Not a question. A statement. He knew. Of course he knew. The whole city probably knew by now.

"Ex-fiancée," I corrected, meeting those cold grey eyes without flinching. "As of approximately" I checked my watch, a Cartier my mother had given me, "three hours and forty-seven minutes ago."

"And you want me to buy you a drink because…?" His voice was deep, controlled. Everything about him was controlled.

I leaned closer, close enough to see the gold flecks in his grey eyes, close enough that my perfume Chanel No. 5, the same scent my mother wore would reach him.

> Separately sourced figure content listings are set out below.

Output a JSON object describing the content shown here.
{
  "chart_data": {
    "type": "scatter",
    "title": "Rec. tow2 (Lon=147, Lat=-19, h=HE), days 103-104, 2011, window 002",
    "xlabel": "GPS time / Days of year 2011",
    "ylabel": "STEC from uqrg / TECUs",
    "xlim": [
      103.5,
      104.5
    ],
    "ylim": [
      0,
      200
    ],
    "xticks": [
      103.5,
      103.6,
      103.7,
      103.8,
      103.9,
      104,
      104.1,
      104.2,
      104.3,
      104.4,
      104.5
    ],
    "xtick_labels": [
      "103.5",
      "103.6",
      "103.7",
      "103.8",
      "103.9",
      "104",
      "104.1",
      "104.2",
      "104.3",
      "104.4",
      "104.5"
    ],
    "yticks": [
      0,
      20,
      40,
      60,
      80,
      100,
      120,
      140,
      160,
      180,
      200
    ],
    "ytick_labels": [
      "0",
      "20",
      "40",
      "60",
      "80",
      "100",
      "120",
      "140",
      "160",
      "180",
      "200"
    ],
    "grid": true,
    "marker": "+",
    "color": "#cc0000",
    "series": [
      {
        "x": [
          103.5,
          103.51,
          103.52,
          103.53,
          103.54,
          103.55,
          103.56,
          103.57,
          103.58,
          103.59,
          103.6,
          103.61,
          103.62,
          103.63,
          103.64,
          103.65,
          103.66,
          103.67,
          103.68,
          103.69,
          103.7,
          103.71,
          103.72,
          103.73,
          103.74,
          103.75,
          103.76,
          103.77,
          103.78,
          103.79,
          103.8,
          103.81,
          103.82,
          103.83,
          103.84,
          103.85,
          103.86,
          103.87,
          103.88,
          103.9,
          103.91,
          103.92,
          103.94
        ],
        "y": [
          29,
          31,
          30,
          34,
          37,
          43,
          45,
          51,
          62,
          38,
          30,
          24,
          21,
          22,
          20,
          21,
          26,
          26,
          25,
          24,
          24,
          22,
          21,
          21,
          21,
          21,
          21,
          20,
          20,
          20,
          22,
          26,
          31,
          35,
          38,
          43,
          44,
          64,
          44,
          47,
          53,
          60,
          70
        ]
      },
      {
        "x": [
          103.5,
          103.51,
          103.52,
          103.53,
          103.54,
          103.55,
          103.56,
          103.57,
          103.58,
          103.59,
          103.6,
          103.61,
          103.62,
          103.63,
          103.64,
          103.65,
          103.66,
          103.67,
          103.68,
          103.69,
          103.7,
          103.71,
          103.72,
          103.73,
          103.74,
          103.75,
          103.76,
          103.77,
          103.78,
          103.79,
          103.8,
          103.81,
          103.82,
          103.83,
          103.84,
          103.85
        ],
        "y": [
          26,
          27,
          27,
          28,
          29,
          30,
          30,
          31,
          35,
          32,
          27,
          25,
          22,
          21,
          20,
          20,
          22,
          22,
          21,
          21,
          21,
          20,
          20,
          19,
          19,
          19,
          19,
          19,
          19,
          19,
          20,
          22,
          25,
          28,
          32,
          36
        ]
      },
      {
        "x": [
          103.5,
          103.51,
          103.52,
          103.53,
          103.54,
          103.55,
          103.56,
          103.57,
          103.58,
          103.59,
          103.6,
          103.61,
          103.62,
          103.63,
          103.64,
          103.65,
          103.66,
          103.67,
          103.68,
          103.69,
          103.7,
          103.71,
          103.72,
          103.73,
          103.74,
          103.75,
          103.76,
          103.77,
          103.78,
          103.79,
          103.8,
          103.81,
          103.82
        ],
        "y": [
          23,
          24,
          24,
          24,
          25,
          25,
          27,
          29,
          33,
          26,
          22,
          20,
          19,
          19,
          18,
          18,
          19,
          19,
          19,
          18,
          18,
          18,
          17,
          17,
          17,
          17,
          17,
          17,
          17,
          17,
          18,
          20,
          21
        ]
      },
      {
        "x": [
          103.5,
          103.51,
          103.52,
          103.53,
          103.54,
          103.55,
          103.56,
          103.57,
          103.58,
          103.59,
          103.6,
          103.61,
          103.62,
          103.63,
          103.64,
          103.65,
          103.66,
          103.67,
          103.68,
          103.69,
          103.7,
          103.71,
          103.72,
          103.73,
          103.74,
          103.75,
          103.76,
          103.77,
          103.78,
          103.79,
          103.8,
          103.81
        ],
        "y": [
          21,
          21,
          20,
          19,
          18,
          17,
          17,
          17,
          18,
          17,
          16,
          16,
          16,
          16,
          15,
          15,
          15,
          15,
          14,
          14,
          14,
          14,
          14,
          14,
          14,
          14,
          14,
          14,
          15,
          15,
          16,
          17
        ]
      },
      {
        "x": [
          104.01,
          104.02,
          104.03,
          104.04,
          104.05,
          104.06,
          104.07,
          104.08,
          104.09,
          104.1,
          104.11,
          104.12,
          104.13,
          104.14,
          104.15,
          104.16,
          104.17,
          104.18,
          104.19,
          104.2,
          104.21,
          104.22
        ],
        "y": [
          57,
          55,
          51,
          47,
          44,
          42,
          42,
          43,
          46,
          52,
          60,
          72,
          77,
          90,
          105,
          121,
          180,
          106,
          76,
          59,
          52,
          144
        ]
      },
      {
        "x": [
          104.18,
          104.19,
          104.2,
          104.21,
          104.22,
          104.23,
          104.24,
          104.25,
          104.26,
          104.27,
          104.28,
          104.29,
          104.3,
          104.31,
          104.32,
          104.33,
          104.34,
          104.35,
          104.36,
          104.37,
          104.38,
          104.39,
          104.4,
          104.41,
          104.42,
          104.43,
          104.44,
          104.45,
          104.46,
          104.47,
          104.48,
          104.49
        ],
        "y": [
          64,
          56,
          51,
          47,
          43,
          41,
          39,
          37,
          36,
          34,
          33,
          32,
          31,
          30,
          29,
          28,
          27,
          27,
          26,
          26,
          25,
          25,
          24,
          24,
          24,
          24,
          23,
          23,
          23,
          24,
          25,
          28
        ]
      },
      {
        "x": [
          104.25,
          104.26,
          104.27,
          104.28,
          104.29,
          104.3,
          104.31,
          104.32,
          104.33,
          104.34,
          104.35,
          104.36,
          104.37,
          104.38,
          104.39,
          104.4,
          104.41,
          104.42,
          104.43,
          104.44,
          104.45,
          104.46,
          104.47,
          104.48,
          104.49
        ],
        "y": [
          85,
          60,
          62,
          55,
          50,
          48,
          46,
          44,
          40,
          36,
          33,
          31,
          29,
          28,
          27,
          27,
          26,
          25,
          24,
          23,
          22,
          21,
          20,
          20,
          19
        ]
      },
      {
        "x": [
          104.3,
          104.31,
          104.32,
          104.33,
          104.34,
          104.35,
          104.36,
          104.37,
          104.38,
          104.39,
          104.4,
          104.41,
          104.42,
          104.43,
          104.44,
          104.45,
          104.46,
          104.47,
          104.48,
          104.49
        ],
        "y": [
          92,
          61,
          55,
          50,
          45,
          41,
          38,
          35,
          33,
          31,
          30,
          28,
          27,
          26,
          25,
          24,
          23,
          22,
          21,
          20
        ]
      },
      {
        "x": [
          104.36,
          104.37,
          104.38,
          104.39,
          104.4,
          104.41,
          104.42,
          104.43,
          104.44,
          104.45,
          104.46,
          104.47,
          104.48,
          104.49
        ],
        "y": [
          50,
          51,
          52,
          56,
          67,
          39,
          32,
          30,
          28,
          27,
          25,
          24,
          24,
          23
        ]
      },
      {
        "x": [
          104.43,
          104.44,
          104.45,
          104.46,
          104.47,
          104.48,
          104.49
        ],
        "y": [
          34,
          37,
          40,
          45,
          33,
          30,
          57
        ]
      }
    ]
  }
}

"Because I want revenge," I said simply. "And I think you do too."

For the first time, I saw Damien Cross smile.

It wasn't warm. It wasn't kind. It was the smile of a man who'd built empires by crushing his enemies, who'd cut ties with his own family without a second thought, who played business like warfare.

It was terrifying.

It was perfect.

"Sit down, Aria Chen," he said, gesturing to the booth he'd been heading toward. "Let's talk business."

I slid into the seat across from him, and as he signaled the bartender for two glasses of whiskey Macallan 25, I noted I felt the cold rage in my chest shift into something sharper.

Nathan had taught me that love was a weakness. Trust was a liability. Kindness was for fools.

Fine.

If that's the game we were playing, I'd play it better than he ever could.

I'd destroy Nathan Cross. I'd take back my mother's company. And I'd do it all with the help of the one man Nathan feared most in this world.

His own brother.

"Tell me, Aria," Damien said as our whiskey arrived, his eyes sharp and calculating. "What exactly are you proposing?"

I lifted my glass, meeting his gaze over the amber liquid.

"An alliance," I said. "You help me destroy your brother. I help you do whatever it is you've been planning against your family for five years."

"And what makes you think I'm planning anything?"

"Because men like you don't cut ties with billions of dollars in inheritance unless you have a better plan." I took a sip of the whiskey, letting it burn. "And men like you don't show up in New York the night of your brother's engagement party announcement unless you're already three steps ahead."

Damien Cross studied me for a long moment, and I held my ground. I had nothing left to lose. My company was gone. My reputation was shredded. My family had betrayed me.

All I had left was rage and intelligence.

Apparently, that was enough.

"You're smarter than he deserves," Damien finally said. "Alright, Aria Chen. Let's discuss terms."

We talked until 3 AM, plotting the destruction of Nathan Cross and everything he'd stolen.

I had no idea that by the end of the night, I'd be in Damien's bed.

Or that six weeks later, I'd be staring at a positive pregnancy test.

Some revenge plans are more complicated than others.